East Central Connection
March 21, 2003
This is in response to Mr. Greg Putnam’s open letter
regarding hog barn systems in the March 14th publication:
First of all, I should state that our family operated a
50-sow farrow-to-finish operation for about 30 years.
So you could say that we have had some experience with the not so
exhilarating, healthy odour of hogs and hog manure.
In referring to those hog barn systems, Mr. Putnam
states, “these types of opportunities come far too rarely to chase them
away” – Mr. Putnam, if you lived 1.2 km from a 1200 sow or larger hog
factory, as my wife and I do – a location where our family has lived for
more than 85 years, before the barns were set up, you would soon find out
who is being “chased” away. These
mega hog operations devalue any farmyard sites near them.
We are well past what people generally consider retirement age; we
need to sell our farm.
You could suggest like our provincial Minister of
Agriculture and Food, Mr. Clay Serby, did when he stated in a letter to us,
that we don’t really know if these barns devalue your property.
However, as most people know, our provincial government has a vested
interest in factory hog barns and the processing of pork.
But to deal with the problem of property devaluation, there is a
simple question for a family wishing to buy a farmyard site – If you had
to choose between two equally attractive property sites, but one of those
was near a hog factory, which one would you buy?
If the people of the RM of Lakeside wish to avail
themselves of facts and figures that are not based on what Mr.
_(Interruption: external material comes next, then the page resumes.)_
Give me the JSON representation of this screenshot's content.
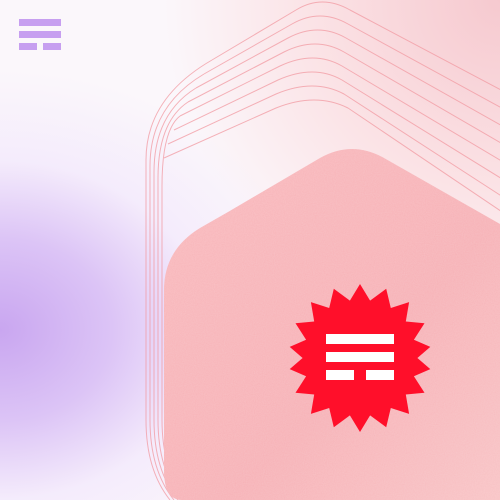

Putnam refers
to as “junk science and misinformation” they can obtain a copy of a well
researched American brochure titled “Understanding the Impact of Large
Scale Swine Production”, which explores the impact on health, environment,
and the effect on rural communities in the loss of family farms.
For the second time in four years, South Dakotans have
clearly voted in favour of legislation which would ban corporate factory
agriculture. However the
proponents of corporate food production are attempting to overthrow this
proposed amendment, as well as the South Dakota Family Farm Act of 1974.
The struggle continues. The
present proliferation of hog factories and confined animal feeding
operations (CAFOs) in Canada is laying the foundation for the eventual
corporate control of the production of food.
I agree with you, Mr. Putnam, in that we both hope that
council members of the RM of Lakeside would base their decision on honesty
and from an educated viewpoint, so that they may “hold their heads up
high” – without having to hold their noses.